Just back from a week's holiday in Orkney, first visit to this collection of islands off the north coast of Scotland.
This is the view from Ramsquoy farm where Mona Swannie runs a bed and breakfast while husband Jim farms with their grandson.
Ramsquoy is in the parish of Stenness on Mainland, the largest of Orkney's seventy islands. Across the sound is the low-lying small island of Graemsay and then the hills of Hoy.
The hay and silage harvest is in full swing just now. This baler was at work at Gearsan in the parish of Deerness at the east of Mainland. In three weeks' time it will be the turn of the barley harvest. Everywhere we went we saw large rectangular fields of grass or barley.
The grass and barley are for livestock feed and bedding. On some islands such as Rousay we saw more sheep than cattle, but on Mainland it was cattle that were more numerous.

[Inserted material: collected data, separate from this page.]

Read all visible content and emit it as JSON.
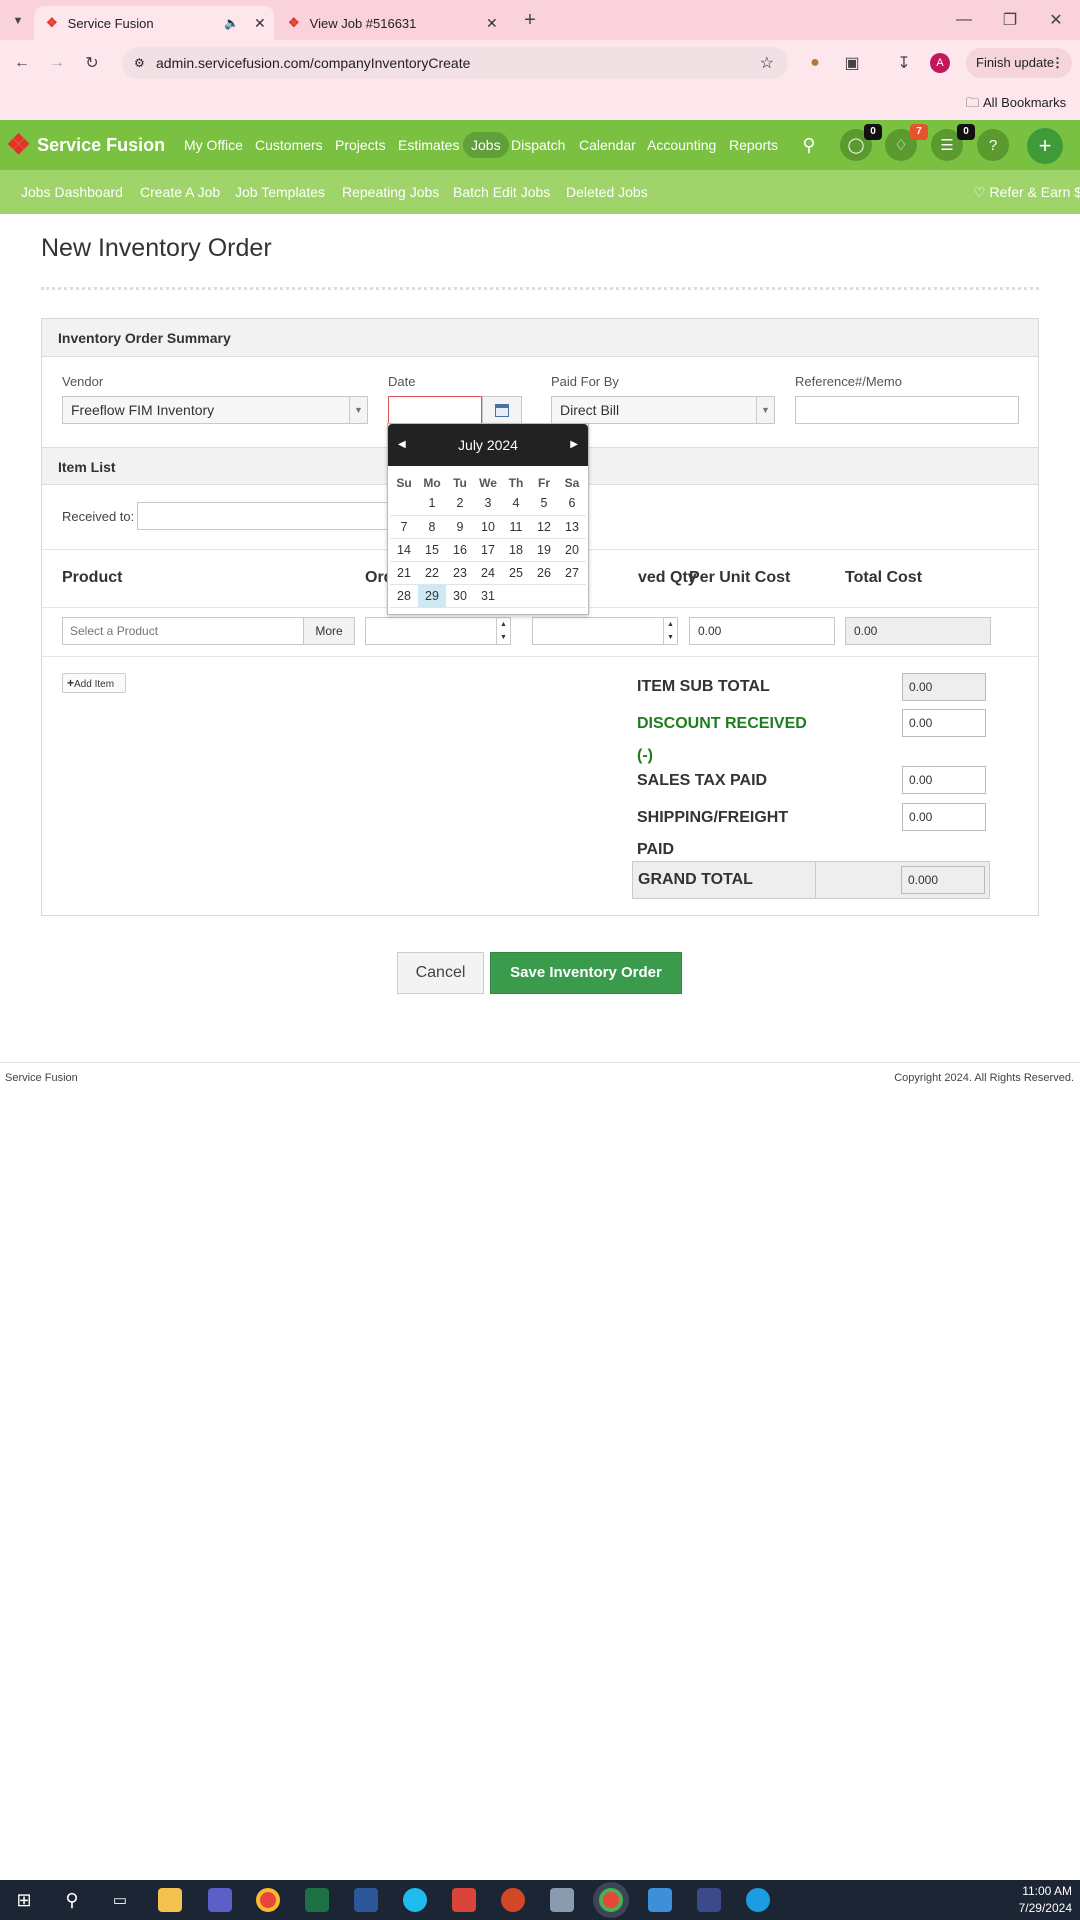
{
  "browser": {
    "tabs": [
      {
        "title": "Service Fusion",
        "active": true
      },
      {
        "title": "View Job #516631",
        "active": false
      }
    ],
    "url": "admin.servicefusion.com/companyInventoryCreate",
    "finish_update_label": "Finish update",
    "all_bookmarks_label": "All Bookmarks",
    "profile_initial": "A"
  },
  "app": {
    "brand": "Service Fusion",
    "main_nav": [
      "My Office",
      "Customers",
      "Projects",
      "Estimates",
      "Jobs",
      "Dispatch",
      "Calendar",
      "Accounting",
      "Reports"
    ],
    "active_nav": "Jobs",
    "badges": {
      "chat": "0",
      "notifications": "7",
      "tasks": "0"
    },
    "sub_nav": [
      "Jobs Dashboard",
      "Create A Job",
      "Job Templates",
      "Repeating Jobs",
      "Batch Edit Jobs",
      "Deleted Jobs"
    ],
    "refer_label": "Refer & Earn $"
  },
  "page": {
    "title": "New Inventory Order",
    "summary_header": "Inventory Order Summary",
    "vendor_label": "Vendor",
    "vendor_value": "Freeflow FIM Inventory",
    "date_label": "Date",
    "date_value": "",
    "paid_label": "Paid For By",
    "paid_value": "Direct Bill",
    "reference_label": "Reference#/Memo",
    "reference_value": "",
    "item_list_header": "Item List",
    "received_to_label": "Received to:",
    "columns": {
      "product": "Product",
      "ordered": "Ord",
      "received": "ved Qty",
      "unit_cost": "Per Unit Cost",
      "total_cost": "Total Cost"
    },
    "product_placeholder": "Select a Product",
    "more_label": "More",
    "unit_cost_value": "0.00",
    "total_cost_value": "0.00",
    "add_item_label": "Add Item",
    "totals": {
      "sub_total_label": "ITEM SUB TOTAL",
      "sub_total_value": "0.00",
      "discount_label": "DISCOUNT RECEIVED",
      "discount_sub": "(-)",
      "discount_value": "0.00",
      "tax_label": "SALES TAX PAID",
      "tax_value": "0.00",
      "shipping_label_1": "SHIPPING/FREIGHT",
      "shipping_label_2": "PAID",
      "shipping_value": "0.00",
      "grand_label": "GRAND TOTAL",
      "grand_value": "0.000"
    },
    "cancel_label": "Cancel",
    "save_label": "Save Inventory Order"
  },
  "calendar": {
    "month_label": "July 2024",
    "weekdays": [
      "Su",
      "Mo",
      "Tu",
      "We",
      "Th",
      "Fr",
      "Sa"
    ],
    "weeks": [
      [
        "",
        "1",
        "2",
        "3",
        "4",
        "5",
        "6"
      ],
      [
        "7",
        "8",
        "9",
        "10",
        "11",
        "12",
        "13"
      ],
      [
        "14",
        "15",
        "16",
        "17",
        "18",
        "19",
        "20"
      ],
      [
        "21",
        "22",
        "23",
        "24",
        "25",
        "26",
        "27"
      ],
      [
        "28",
        "29",
        "30",
        "31",
        "",
        "",
        ""
      ]
    ],
    "highlighted_day": "29"
  },
  "footer": {
    "left": "Service Fusion",
    "right": "Copyright 2024. All Rights Reserved."
  },
  "taskbar": {
    "time": "11:00 AM",
    "date": "7/29/2024"
  },
  "colors": {
    "green": "#7ac142",
    "light_green": "#9fd46a",
    "save_green": "#3a9b4d",
    "discount_green": "#1e7d1e"
  }
}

Jim Swannie is a beef producer. He runs three holdings, the Ramsquoy one which he owns and two others which are rented. He stocks about a hundred breeding cows and runs four bulls with them, currently two Simmental and two Charolais.

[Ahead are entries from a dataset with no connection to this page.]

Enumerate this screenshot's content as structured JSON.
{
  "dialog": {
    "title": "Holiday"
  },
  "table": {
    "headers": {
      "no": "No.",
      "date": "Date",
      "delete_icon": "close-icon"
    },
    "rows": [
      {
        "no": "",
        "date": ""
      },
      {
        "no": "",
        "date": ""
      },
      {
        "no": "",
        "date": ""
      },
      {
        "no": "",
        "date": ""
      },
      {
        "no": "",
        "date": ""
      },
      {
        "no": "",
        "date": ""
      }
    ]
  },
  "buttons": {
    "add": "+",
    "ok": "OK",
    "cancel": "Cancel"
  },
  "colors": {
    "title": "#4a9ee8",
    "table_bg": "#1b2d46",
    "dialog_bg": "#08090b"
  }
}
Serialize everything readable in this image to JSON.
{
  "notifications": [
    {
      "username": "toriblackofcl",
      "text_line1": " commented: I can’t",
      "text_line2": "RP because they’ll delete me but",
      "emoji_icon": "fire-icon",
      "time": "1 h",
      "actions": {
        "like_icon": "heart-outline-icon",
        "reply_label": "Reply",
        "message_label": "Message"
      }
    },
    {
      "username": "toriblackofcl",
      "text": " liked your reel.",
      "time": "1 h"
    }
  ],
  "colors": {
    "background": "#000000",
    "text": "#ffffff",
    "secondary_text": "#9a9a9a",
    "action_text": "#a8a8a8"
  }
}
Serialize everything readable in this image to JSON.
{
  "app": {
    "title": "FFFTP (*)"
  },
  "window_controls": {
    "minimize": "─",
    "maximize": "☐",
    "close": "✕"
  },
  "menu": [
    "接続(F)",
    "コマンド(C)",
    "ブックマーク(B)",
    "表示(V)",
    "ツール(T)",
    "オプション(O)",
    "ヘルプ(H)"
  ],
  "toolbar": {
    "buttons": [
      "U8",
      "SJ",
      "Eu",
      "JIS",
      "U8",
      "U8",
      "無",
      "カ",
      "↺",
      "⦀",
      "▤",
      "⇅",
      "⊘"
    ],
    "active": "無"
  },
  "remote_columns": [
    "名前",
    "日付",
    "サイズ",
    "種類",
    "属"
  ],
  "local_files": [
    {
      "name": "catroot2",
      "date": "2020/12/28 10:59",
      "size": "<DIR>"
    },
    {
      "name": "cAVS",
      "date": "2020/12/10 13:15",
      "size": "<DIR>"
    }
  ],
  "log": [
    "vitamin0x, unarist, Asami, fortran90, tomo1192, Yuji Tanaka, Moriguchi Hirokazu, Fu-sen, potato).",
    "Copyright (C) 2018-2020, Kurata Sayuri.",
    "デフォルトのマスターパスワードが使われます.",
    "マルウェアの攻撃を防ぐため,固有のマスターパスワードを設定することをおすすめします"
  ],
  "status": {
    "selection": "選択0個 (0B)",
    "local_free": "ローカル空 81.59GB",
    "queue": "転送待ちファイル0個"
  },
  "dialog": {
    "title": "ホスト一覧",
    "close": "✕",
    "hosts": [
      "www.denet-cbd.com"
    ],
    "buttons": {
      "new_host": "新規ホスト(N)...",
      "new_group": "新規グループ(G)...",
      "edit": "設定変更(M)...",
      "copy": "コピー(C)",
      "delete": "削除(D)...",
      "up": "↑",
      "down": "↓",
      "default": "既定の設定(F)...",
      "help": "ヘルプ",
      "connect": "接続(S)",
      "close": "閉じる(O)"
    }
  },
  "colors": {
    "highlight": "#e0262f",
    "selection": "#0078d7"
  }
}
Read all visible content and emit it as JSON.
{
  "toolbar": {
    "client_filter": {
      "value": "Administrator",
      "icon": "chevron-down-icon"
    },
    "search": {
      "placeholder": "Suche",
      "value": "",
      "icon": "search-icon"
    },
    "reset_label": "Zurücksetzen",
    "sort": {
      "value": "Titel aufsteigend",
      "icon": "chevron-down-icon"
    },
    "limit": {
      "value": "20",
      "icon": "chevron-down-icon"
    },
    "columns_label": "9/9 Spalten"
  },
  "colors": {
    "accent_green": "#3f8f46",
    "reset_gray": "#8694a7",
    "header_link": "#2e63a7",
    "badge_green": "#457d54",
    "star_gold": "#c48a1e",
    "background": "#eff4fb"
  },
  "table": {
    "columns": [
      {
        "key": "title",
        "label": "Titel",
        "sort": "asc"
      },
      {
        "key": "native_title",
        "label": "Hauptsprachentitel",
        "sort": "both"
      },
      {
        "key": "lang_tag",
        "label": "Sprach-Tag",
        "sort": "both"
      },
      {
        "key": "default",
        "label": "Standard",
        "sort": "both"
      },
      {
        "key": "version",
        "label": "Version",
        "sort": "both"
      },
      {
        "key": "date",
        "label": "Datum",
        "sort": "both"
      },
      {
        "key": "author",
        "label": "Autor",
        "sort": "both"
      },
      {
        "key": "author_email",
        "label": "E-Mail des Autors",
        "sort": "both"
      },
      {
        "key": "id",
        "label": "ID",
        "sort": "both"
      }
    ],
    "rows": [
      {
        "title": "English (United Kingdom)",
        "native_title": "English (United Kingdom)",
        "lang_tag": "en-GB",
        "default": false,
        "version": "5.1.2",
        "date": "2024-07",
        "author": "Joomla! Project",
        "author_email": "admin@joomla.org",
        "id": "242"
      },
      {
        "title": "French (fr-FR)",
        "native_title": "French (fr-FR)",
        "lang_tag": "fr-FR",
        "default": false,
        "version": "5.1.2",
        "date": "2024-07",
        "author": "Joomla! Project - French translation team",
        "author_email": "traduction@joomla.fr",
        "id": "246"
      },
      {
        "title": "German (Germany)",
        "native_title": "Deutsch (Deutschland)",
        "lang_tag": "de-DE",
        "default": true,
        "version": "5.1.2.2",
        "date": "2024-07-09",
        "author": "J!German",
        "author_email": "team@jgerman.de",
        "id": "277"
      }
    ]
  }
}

The cattle are grazed outside from the end of April to the end of October after which they are housed to prevent the grass becoming poached. This is when adequate supplies of silage and barley become essential.

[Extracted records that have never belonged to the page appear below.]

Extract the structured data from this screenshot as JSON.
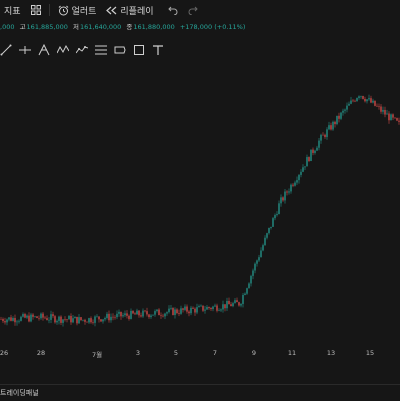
{
  "toolbar": {
    "indicators_label": "지표",
    "grid_icon": "grid-icon",
    "alert_label": "얼러트",
    "replay_label": "리플레이",
    "undo_icon": "undo-icon",
    "redo_icon": "redo-icon"
  },
  "ohlc": {
    "open_value": ",000",
    "high_key": "고",
    "high_value": "161,885,000",
    "low_key": "저",
    "low_value": "161,640,000",
    "close_key": "종",
    "close_value": "161,880,000",
    "change": "+178,000 (+0.11%)"
  },
  "drawing_tools": [
    "trendline-icon",
    "crosshair-line-icon",
    "pitchfork-icon",
    "pattern-icon",
    "fibonacci-icon",
    "parallel-channel-icon",
    "rectangle-icon",
    "text-icon"
  ],
  "colors": {
    "up": "#26a69a",
    "down": "#ef5350",
    "background": "#161616"
  },
  "x_axis": [
    "26",
    "28",
    "7월",
    "3",
    "5",
    "7",
    "9",
    "11",
    "13",
    "15"
  ],
  "bottom_bar": {
    "panel_label": "트레이딩패널"
  },
  "chart_data": {
    "type": "candlestick",
    "categories": [
      "26",
      "28",
      "7월",
      "3",
      "5",
      "7",
      "9",
      "11",
      "13",
      "15"
    ],
    "series": [
      {
        "values": [
          112000000,
          112300000,
          111800000,
          112600000,
          113200000,
          113900000,
          115000000,
          134000000,
          146000000,
          155000000,
          149000000
        ]
      }
    ]
  }
}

For thirty years Jim has reinvested all his earnings on the farm. One of the results is this highly efficient slatted housing unit. Another is his water supply: from a spring on high ground he takes water to troughs in all areas of his farm by piping buried four feet deep.
The cows have roughly a ten-year breeding life and Jim breeds his own replacements. The beef is supplied to Orkney Meat Ltd, established in 1982 in Kirkwall, the main market town of Orkney. It is marketed under the Orkney Island Gold banner.
The Charolais bull and followers are standing in a field which several years ago was rough heather but is now well on its way to becoming good grazing. Jim re-seeds his grass every two to three years.
It was really heartening to see a side of agriculture that appears to be prosperous and expanding, keeping people and livestock on the land.